The greatest integer function [x] rounds x down to the nearest integer. As x → ∞, [x] will be very close to x, but always less than or equal to x. So, [x] behaves approximately like x as x → ∞, making the term 1/e [x] grow at the same rate as x/e, which increases indefinitely as x → ∞.

5. Combining the Terms:

As x → ∞, all the terms involved grow without bound, but the greatest integer function introduces a subtle change in the final value of the limit. Specifically, 1/e [x] will slightly modify the sum, but the primary growth term is still dominated by xⁿ.

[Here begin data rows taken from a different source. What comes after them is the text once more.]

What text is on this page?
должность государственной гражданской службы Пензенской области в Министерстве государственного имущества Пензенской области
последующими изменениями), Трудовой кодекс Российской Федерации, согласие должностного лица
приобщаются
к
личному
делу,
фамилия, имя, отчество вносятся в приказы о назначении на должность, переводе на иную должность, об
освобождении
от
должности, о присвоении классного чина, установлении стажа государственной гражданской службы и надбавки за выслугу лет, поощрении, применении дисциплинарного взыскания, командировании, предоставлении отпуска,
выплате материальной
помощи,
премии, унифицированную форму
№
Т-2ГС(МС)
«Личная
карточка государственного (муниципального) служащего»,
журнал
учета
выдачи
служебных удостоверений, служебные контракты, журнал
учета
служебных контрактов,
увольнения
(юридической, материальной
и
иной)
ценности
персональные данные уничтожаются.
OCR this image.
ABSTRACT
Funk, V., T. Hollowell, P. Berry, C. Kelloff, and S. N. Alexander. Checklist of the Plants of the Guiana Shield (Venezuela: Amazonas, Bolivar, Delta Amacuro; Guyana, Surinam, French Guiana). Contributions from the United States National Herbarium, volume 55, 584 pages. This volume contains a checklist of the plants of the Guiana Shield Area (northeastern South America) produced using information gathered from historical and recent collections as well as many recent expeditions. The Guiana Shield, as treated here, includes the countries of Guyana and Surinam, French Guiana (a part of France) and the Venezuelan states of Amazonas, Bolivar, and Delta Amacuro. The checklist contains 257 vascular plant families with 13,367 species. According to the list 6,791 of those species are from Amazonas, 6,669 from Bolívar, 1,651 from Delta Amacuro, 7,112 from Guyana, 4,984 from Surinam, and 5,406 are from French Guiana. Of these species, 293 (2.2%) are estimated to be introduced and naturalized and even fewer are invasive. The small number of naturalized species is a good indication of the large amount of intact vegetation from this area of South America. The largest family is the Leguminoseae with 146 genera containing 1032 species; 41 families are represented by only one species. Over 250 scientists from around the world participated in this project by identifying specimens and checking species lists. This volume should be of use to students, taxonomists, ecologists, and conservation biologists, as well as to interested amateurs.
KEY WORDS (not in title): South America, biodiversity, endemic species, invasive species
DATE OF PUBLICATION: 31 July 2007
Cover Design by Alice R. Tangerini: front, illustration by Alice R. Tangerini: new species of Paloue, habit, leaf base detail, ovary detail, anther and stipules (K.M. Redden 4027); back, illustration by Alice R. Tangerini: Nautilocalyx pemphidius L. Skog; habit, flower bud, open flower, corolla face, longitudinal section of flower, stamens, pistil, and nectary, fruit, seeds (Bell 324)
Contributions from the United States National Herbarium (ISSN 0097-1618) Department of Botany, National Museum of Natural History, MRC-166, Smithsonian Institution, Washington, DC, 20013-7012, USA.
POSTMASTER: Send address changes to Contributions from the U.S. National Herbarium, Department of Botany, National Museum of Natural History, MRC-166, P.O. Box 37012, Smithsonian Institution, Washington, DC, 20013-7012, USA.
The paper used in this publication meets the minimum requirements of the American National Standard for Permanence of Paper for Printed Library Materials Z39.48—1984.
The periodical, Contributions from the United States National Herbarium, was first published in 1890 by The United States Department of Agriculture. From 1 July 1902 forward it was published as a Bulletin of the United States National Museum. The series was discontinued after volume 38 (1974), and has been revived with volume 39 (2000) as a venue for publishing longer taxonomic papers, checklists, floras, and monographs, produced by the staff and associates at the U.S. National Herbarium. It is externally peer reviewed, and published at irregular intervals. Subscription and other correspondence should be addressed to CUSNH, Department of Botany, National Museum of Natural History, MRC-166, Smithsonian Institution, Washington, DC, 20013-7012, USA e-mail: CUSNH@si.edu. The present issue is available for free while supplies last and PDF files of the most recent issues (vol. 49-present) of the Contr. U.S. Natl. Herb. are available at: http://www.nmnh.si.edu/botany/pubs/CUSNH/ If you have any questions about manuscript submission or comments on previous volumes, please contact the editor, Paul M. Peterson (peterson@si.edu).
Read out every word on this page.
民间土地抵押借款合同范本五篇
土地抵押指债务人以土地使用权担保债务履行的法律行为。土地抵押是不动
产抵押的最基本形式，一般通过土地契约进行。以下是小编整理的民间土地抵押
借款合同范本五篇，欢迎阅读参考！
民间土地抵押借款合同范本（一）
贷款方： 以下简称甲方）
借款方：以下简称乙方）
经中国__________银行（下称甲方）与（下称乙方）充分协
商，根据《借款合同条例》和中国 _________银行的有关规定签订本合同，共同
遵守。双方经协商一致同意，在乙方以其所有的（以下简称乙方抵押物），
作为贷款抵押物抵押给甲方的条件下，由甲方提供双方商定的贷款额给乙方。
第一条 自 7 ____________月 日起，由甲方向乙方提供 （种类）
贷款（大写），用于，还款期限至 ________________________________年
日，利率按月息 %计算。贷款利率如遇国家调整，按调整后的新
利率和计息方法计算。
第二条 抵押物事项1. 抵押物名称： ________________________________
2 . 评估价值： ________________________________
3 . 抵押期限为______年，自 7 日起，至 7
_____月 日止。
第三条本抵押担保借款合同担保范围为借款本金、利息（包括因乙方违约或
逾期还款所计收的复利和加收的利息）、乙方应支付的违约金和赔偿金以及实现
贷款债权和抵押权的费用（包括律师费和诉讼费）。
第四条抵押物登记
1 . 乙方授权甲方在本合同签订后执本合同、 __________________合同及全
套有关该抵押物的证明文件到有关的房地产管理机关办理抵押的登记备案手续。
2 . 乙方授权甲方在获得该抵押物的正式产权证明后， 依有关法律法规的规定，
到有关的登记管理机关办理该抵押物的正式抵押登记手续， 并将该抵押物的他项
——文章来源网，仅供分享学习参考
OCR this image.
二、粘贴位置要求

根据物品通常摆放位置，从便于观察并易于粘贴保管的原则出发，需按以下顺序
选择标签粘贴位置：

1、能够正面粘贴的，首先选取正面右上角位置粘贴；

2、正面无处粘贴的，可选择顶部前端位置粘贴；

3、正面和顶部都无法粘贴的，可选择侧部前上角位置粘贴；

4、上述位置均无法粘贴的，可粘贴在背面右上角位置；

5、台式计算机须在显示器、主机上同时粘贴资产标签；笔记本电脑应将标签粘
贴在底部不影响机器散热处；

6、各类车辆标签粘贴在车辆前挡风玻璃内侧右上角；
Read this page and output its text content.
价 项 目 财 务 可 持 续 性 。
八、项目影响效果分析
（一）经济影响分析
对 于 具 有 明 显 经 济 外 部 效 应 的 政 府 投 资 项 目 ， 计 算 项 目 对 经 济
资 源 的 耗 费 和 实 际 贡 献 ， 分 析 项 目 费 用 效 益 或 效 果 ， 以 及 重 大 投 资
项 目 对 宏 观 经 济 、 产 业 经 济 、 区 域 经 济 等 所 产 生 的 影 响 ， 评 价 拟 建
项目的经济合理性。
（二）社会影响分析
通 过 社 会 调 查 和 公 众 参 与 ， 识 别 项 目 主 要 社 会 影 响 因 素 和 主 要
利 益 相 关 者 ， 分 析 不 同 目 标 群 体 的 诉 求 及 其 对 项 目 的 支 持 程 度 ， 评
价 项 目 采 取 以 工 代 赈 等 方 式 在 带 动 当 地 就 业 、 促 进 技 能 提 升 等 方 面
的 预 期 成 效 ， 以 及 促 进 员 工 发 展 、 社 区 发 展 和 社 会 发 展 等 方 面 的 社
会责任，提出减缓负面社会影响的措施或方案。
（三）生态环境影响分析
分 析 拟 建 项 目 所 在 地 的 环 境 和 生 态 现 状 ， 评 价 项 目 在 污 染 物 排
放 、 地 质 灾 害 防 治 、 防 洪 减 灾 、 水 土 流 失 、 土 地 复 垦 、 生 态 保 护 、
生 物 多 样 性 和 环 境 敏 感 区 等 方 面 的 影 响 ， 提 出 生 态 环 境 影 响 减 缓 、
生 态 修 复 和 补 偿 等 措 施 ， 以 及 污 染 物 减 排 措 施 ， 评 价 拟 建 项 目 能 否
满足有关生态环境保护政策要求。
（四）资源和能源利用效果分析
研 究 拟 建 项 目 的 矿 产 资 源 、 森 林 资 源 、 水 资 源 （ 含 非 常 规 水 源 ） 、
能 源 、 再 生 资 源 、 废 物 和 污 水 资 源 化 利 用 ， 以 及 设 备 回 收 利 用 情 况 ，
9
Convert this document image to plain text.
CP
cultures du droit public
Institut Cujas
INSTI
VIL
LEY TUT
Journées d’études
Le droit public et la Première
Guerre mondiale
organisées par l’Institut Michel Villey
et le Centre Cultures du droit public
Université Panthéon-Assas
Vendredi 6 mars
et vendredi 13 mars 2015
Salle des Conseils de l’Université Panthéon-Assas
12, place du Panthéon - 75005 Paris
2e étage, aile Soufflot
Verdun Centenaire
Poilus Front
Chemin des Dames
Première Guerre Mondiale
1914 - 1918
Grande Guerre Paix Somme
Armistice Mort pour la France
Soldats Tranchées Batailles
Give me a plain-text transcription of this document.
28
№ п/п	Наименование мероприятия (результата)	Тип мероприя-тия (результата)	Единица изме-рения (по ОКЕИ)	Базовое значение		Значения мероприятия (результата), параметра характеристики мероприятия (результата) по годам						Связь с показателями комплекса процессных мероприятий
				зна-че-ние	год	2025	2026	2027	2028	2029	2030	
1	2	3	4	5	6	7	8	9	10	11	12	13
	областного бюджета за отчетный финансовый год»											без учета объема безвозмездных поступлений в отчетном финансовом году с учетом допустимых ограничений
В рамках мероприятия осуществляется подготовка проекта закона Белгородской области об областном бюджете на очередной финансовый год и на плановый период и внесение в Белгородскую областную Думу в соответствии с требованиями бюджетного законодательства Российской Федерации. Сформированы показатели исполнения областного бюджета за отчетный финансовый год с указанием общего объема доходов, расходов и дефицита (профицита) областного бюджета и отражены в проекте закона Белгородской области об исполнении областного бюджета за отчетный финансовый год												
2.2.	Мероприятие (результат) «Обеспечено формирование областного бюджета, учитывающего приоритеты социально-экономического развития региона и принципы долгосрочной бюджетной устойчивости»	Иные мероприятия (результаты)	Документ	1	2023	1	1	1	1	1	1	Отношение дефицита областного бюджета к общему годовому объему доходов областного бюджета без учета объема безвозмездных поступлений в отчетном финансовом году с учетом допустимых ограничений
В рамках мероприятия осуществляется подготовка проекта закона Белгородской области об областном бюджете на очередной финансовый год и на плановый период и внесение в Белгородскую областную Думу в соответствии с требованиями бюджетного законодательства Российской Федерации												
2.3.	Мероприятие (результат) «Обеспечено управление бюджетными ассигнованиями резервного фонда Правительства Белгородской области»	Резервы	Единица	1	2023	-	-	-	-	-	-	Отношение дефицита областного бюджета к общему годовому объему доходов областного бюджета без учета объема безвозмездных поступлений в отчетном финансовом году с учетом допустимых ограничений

6. Impact of the Greatest Integer Function:

The greatest integer function [x] only affects the fractional part of x. As x → ∞, the fractional part of x becomes insignificant compared to the terms like xⁿ and n x^n-1. Thus, the limit behavior is determined primarily by the dominant powers of x.

7. Conclusion:

Since the highest power of x in the expression is xⁿ, and the greatest integer function affects the lower-order terms in a negligible way as x → ∞, the value of the limit approaches n.

Final Answer:

The value of the limit is n, and the correct option is:

b) zero is not correct because the behavior of the terms causes the value of the expression to grow towards n.

Thus, the value of the limit is n and the correct answer is c) n.